The theory is that in order to prevent the beginning of the rejection of a transplanted organ (heart, kidney) it is critical to not let the Cs level dip below a certain safe threshold that is adequate to turn off the natural immune triggered rejection response.

I would guess the same principle applies to shutting down the immune modulated destruction of my platelets, but I don't know that for sure.

It is an off label, though not uncommon, use of this medication to treat ITP, so I bet pounds to peanuts that the guidelines are based on historical consensus and not on well designed studies.

So the peak levels meant nothing to anyone, and I am back on the same dose, waiting to get a trough level next week.

Lessons relearnt:

Timing is everything.

Details matter.

I miss stuff, so ask for help and keep fact checking.

And finally,

Not every result that looks scary, is scary.

PS Dr. John is performing at the Coachhouse next week. Very tempting.

91,000

That was the platelet count, a nice climb, likely all from the Ivig 5 days earlier, so it is still getting the job done, though with rapidly diminishing potency and duration of action.

The cyclosporin wouldn't likely have worked this quickly.

The rituximab infusion today was a non-event, but I have the hiccups. BP is till OK, but lymphocytes may be climbing slowly. The steroids in the premeds are keeping me up.

Stay the new course I say. May tweak the IVig- higher dose, different brand.

I am more optimistic, but I have a big lecture on gout to give in Las Vegas, and that will be my focus for the next two days.

That and being there for two friends heading to transplant before the end of the month.

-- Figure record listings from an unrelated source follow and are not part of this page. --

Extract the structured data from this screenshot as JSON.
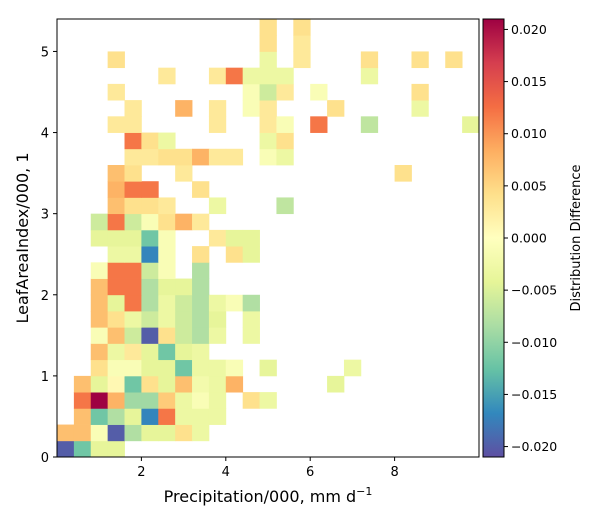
{
  "chart_data": {
    "type": "heatmap",
    "title": "",
    "xlabel": "Precipitation/000,  mm d",
    "xlabel_superscript": "−1",
    "ylabel": "LeafAreaIndex/000,  1",
    "colorbar_label": "Distribution Difference",
    "x_range": [
      0,
      10
    ],
    "y_range": [
      0,
      5.4
    ],
    "bin_width_x": 0.4,
    "bin_height_y": 0.2,
    "x_ticks": [
      2,
      4,
      6,
      8
    ],
    "x_tick_labels": [
      "2",
      "4",
      "6",
      "8"
    ],
    "y_ticks": [
      0,
      1,
      2,
      3,
      4,
      5
    ],
    "y_tick_labels": [
      "0",
      "1",
      "2",
      "3",
      "4",
      "5"
    ],
    "color_range": [
      -0.021,
      0.021
    ],
    "colorbar_ticks": [
      0.02,
      0.015,
      0.01,
      0.005,
      0.0,
      -0.005,
      -0.01,
      -0.015,
      -0.02
    ],
    "colorbar_tick_labels": [
      "0.020",
      "0.015",
      "0.010",
      "0.005",
      "0.000",
      "−0.005",
      "−0.010",
      "−0.015",
      "−0.020"
    ],
    "colormap": "Spectral_r",
    "grid": false,
    "cells": [
      [
        0.0,
        0.0,
        -0.02
      ],
      [
        0.4,
        0.0,
        -0.012
      ],
      [
        0.8,
        0.0,
        -0.004
      ],
      [
        1.2,
        0.0,
        -0.004
      ],
      [
        0.0,
        0.2,
        0.007
      ],
      [
        0.4,
        0.2,
        0.007
      ],
      [
        0.8,
        0.2,
        -0.001
      ],
      [
        1.2,
        0.2,
        -0.02
      ],
      [
        1.6,
        0.2,
        -0.008
      ],
      [
        2.0,
        0.2,
        -0.004
      ],
      [
        2.4,
        0.2,
        -0.004
      ],
      [
        2.8,
        0.2,
        0.004
      ],
      [
        3.2,
        0.2,
        -0.003
      ],
      [
        0.4,
        0.4,
        0.007
      ],
      [
        0.8,
        0.4,
        -0.012
      ],
      [
        1.2,
        0.4,
        -0.008
      ],
      [
        1.6,
        0.4,
        -0.004
      ],
      [
        2.0,
        0.4,
        -0.017
      ],
      [
        2.4,
        0.4,
        0.012
      ],
      [
        2.8,
        0.4,
        -0.003
      ],
      [
        3.2,
        0.4,
        -0.003
      ],
      [
        3.6,
        0.4,
        -0.003
      ],
      [
        0.4,
        0.6,
        0.012
      ],
      [
        0.8,
        0.6,
        0.021
      ],
      [
        1.2,
        0.6,
        0.008
      ],
      [
        1.6,
        0.6,
        -0.009
      ],
      [
        2.0,
        0.6,
        -0.009
      ],
      [
        2.4,
        0.6,
        0.006
      ],
      [
        2.8,
        0.6,
        -0.003
      ],
      [
        3.2,
        0.6,
        -0.001
      ],
      [
        3.6,
        0.6,
        -0.003
      ],
      [
        4.4,
        0.6,
        0.004
      ],
      [
        4.8,
        0.6,
        -0.003
      ],
      [
        0.4,
        0.8,
        0.007
      ],
      [
        0.8,
        0.8,
        -0.004
      ],
      [
        1.2,
        0.8,
        0.001
      ],
      [
        1.6,
        0.8,
        -0.012
      ],
      [
        2.0,
        0.8,
        0.004
      ],
      [
        2.4,
        0.8,
        -0.004
      ],
      [
        2.8,
        0.8,
        0.007
      ],
      [
        3.2,
        0.8,
        -0.002
      ],
      [
        3.6,
        0.8,
        -0.003
      ],
      [
        4.0,
        0.8,
        0.008
      ],
      [
        6.4,
        0.8,
        -0.004
      ],
      [
        0.8,
        1.0,
        0.004
      ],
      [
        1.2,
        1.0,
        -0.001
      ],
      [
        1.6,
        1.0,
        -0.001
      ],
      [
        2.0,
        1.0,
        -0.004
      ],
      [
        2.4,
        1.0,
        -0.004
      ],
      [
        2.8,
        1.0,
        -0.012
      ],
      [
        3.2,
        1.0,
        -0.003
      ],
      [
        3.6,
        1.0,
        -0.003
      ],
      [
        4.0,
        1.0,
        -0.001
      ],
      [
        4.8,
        1.0,
        -0.004
      ],
      [
        6.8,
        1.0,
        -0.003
      ],
      [
        0.8,
        1.2,
        0.007
      ],
      [
        1.2,
        1.2,
        -0.003
      ],
      [
        1.6,
        1.2,
        0.003
      ],
      [
        2.0,
        1.2,
        -0.004
      ],
      [
        2.4,
        1.2,
        -0.012
      ],
      [
        2.8,
        1.2,
        -0.004
      ],
      [
        3.2,
        1.2,
        -0.003
      ],
      [
        0.8,
        1.4,
        -0.001
      ],
      [
        1.2,
        1.4,
        0.007
      ],
      [
        1.6,
        1.4,
        -0.006
      ],
      [
        2.0,
        1.4,
        -0.02
      ],
      [
        2.4,
        1.4,
        0.004
      ],
      [
        2.8,
        1.4,
        -0.006
      ],
      [
        3.2,
        1.4,
        -0.008
      ],
      [
        3.6,
        1.4,
        -0.003
      ],
      [
        4.4,
        1.4,
        -0.003
      ],
      [
        0.8,
        1.6,
        0.007
      ],
      [
        1.2,
        1.6,
        0.004
      ],
      [
        1.6,
        1.6,
        -0.003
      ],
      [
        2.0,
        1.6,
        -0.006
      ],
      [
        2.4,
        1.6,
        -0.003
      ],
      [
        2.8,
        1.6,
        -0.006
      ],
      [
        3.2,
        1.6,
        -0.008
      ],
      [
        3.6,
        1.6,
        -0.004
      ],
      [
        4.4,
        1.6,
        -0.003
      ],
      [
        0.8,
        1.8,
        0.007
      ],
      [
        1.2,
        1.8,
        -0.004
      ],
      [
        1.6,
        1.8,
        0.012
      ],
      [
        2.0,
        1.8,
        -0.008
      ],
      [
        2.4,
        1.8,
        -0.003
      ],
      [
        2.8,
        1.8,
        -0.006
      ],
      [
        3.2,
        1.8,
        -0.008
      ],
      [
        3.6,
        1.8,
        -0.003
      ],
      [
        4.0,
        1.8,
        -0.001
      ],
      [
        4.4,
        1.8,
        -0.008
      ],
      [
        0.8,
        2.0,
        0.007
      ],
      [
        1.2,
        2.0,
        0.012
      ],
      [
        1.6,
        2.0,
        0.012
      ],
      [
        2.0,
        2.0,
        -0.008
      ],
      [
        2.4,
        2.0,
        -0.004
      ],
      [
        2.8,
        2.0,
        -0.004
      ],
      [
        3.2,
        2.0,
        -0.008
      ],
      [
        0.8,
        2.2,
        -0.001
      ],
      [
        1.2,
        2.2,
        0.012
      ],
      [
        1.6,
        2.2,
        0.012
      ],
      [
        2.0,
        2.2,
        -0.006
      ],
      [
        2.4,
        2.2,
        -0.001
      ],
      [
        3.2,
        2.2,
        -0.008
      ],
      [
        1.2,
        2.4,
        -0.003
      ],
      [
        1.6,
        2.4,
        -0.003
      ],
      [
        2.0,
        2.4,
        -0.017
      ],
      [
        2.4,
        2.4,
        -0.001
      ],
      [
        3.2,
        2.4,
        0.004
      ],
      [
        4.0,
        2.4,
        0.004
      ],
      [
        4.4,
        2.4,
        -0.004
      ],
      [
        0.8,
        2.6,
        -0.004
      ],
      [
        1.2,
        2.6,
        -0.004
      ],
      [
        1.6,
        2.6,
        -0.004
      ],
      [
        2.0,
        2.6,
        -0.012
      ],
      [
        2.4,
        2.6,
        -0.001
      ],
      [
        3.6,
        2.6,
        0.003
      ],
      [
        4.0,
        2.6,
        -0.004
      ],
      [
        4.4,
        2.6,
        -0.004
      ],
      [
        0.8,
        2.8,
        -0.006
      ],
      [
        1.2,
        2.8,
        0.012
      ],
      [
        1.6,
        2.8,
        -0.006
      ],
      [
        2.0,
        2.8,
        -0.001
      ],
      [
        2.4,
        2.8,
        0.004
      ],
      [
        2.8,
        2.8,
        0.008
      ],
      [
        3.2,
        2.8,
        0.003
      ],
      [
        1.2,
        3.0,
        0.007
      ],
      [
        1.6,
        3.0,
        0.004
      ],
      [
        2.0,
        3.0,
        0.004
      ],
      [
        2.4,
        3.0,
        0.003
      ],
      [
        3.6,
        3.0,
        -0.003
      ],
      [
        5.2,
        3.0,
        -0.007
      ],
      [
        1.2,
        3.2,
        0.008
      ],
      [
        1.6,
        3.2,
        0.012
      ],
      [
        2.0,
        3.2,
        0.012
      ],
      [
        3.2,
        3.2,
        0.004
      ],
      [
        1.2,
        3.4,
        0.007
      ],
      [
        1.6,
        3.4,
        0.004
      ],
      [
        2.8,
        3.4,
        0.003
      ],
      [
        8.0,
        3.4,
        0.004
      ],
      [
        1.6,
        3.6,
        0.003
      ],
      [
        2.0,
        3.6,
        0.003
      ],
      [
        2.4,
        3.6,
        0.004
      ],
      [
        2.8,
        3.6,
        0.004
      ],
      [
        3.2,
        3.6,
        0.008
      ],
      [
        3.6,
        3.6,
        0.003
      ],
      [
        4.0,
        3.6,
        0.003
      ],
      [
        4.8,
        3.6,
        -0.001
      ],
      [
        5.2,
        3.6,
        -0.003
      ],
      [
        1.6,
        3.8,
        0.012
      ],
      [
        2.0,
        3.8,
        0.004
      ],
      [
        2.4,
        3.8,
        -0.003
      ],
      [
        4.8,
        3.8,
        -0.003
      ],
      [
        5.2,
        3.8,
        0.004
      ],
      [
        1.2,
        4.0,
        0.003
      ],
      [
        1.6,
        4.0,
        0.003
      ],
      [
        3.6,
        4.0,
        0.003
      ],
      [
        4.8,
        4.0,
        0.003
      ],
      [
        5.2,
        4.0,
        -0.001
      ],
      [
        6.0,
        4.0,
        0.012
      ],
      [
        7.2,
        4.0,
        -0.007
      ],
      [
        9.6,
        4.0,
        -0.004
      ],
      [
        1.6,
        4.2,
        0.003
      ],
      [
        2.8,
        4.2,
        0.008
      ],
      [
        3.6,
        4.2,
        0.003
      ],
      [
        4.4,
        4.2,
        -0.001
      ],
      [
        4.8,
        4.2,
        0.003
      ],
      [
        6.4,
        4.2,
        0.004
      ],
      [
        8.4,
        4.2,
        -0.003
      ],
      [
        1.2,
        4.4,
        0.003
      ],
      [
        4.4,
        4.4,
        -0.001
      ],
      [
        4.8,
        4.4,
        -0.006
      ],
      [
        5.2,
        4.4,
        0.003
      ],
      [
        6.0,
        4.4,
        -0.001
      ],
      [
        8.4,
        4.4,
        0.004
      ],
      [
        2.4,
        4.6,
        0.003
      ],
      [
        3.6,
        4.6,
        0.003
      ],
      [
        4.0,
        4.6,
        0.012
      ],
      [
        4.4,
        4.6,
        -0.003
      ],
      [
        4.8,
        4.6,
        -0.003
      ],
      [
        5.2,
        4.6,
        -0.003
      ],
      [
        7.2,
        4.6,
        -0.003
      ],
      [
        1.2,
        4.8,
        0.004
      ],
      [
        4.8,
        4.8,
        -0.003
      ],
      [
        5.6,
        4.8,
        0.003
      ],
      [
        7.2,
        4.8,
        0.004
      ],
      [
        8.4,
        4.8,
        0.004
      ],
      [
        9.2,
        4.8,
        0.004
      ],
      [
        4.8,
        5.0,
        0.004
      ],
      [
        5.6,
        5.0,
        0.003
      ],
      [
        4.8,
        5.2,
        0.004
      ],
      [
        5.6,
        5.2,
        0.004
      ]
    ]
  }
}
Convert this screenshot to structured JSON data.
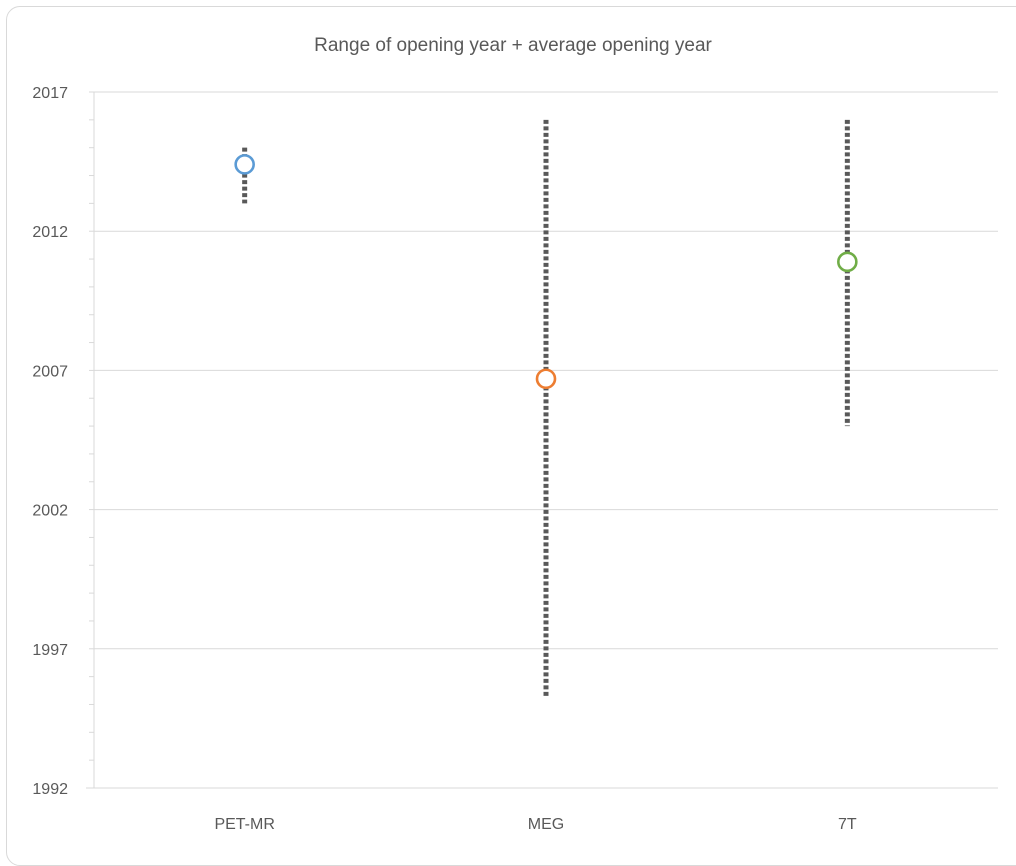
{
  "chart_data": {
    "type": "scatter",
    "title": "Range of opening year + average opening year",
    "xlabel": "",
    "ylabel": "",
    "categories": [
      "PET-MR",
      "MEG",
      "7T"
    ],
    "ylim": [
      1992,
      2017
    ],
    "yticks": [
      1992,
      1997,
      2002,
      2007,
      2012,
      2017
    ],
    "grid": true,
    "points": [
      {
        "category": "PET-MR",
        "average": 2014.4,
        "min": 2013,
        "max": 2015,
        "color": "#5b9bd5"
      },
      {
        "category": "MEG",
        "average": 2006.7,
        "min": 1995.3,
        "max": 2016,
        "color": "#ed7d31"
      },
      {
        "category": "7T",
        "average": 2010.9,
        "min": 2005,
        "max": 2016,
        "color": "#70ad47"
      }
    ]
  }
}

I now have some breathing room again.

CYCLOSPORIN AND RITUXIMAB

CYCLOSPORIN AND RITUXIMAB

That's the plan. The title says it all.

Redux.

Wallop the immune system so I don't destroy my own platelets. Hopefully the combo will also hit the CLL like it did so successfully three years ago. It really should.

Add Septra so I don't die from PCP in the process and maybe add an antifugal.

Watch the BP and renal function. Lots to drink to keeps the kidneys tip top.

This is all doable and pretty simple and usually pretty safe, but will it work? Will it be durable?

The next step is giant. Danger looms closer. That is the nature of this disease.

Know your enemy. Plan ahead. Be prepared. Be on guard. This is my world, again.

The long break from the daily tension was great. Back to work.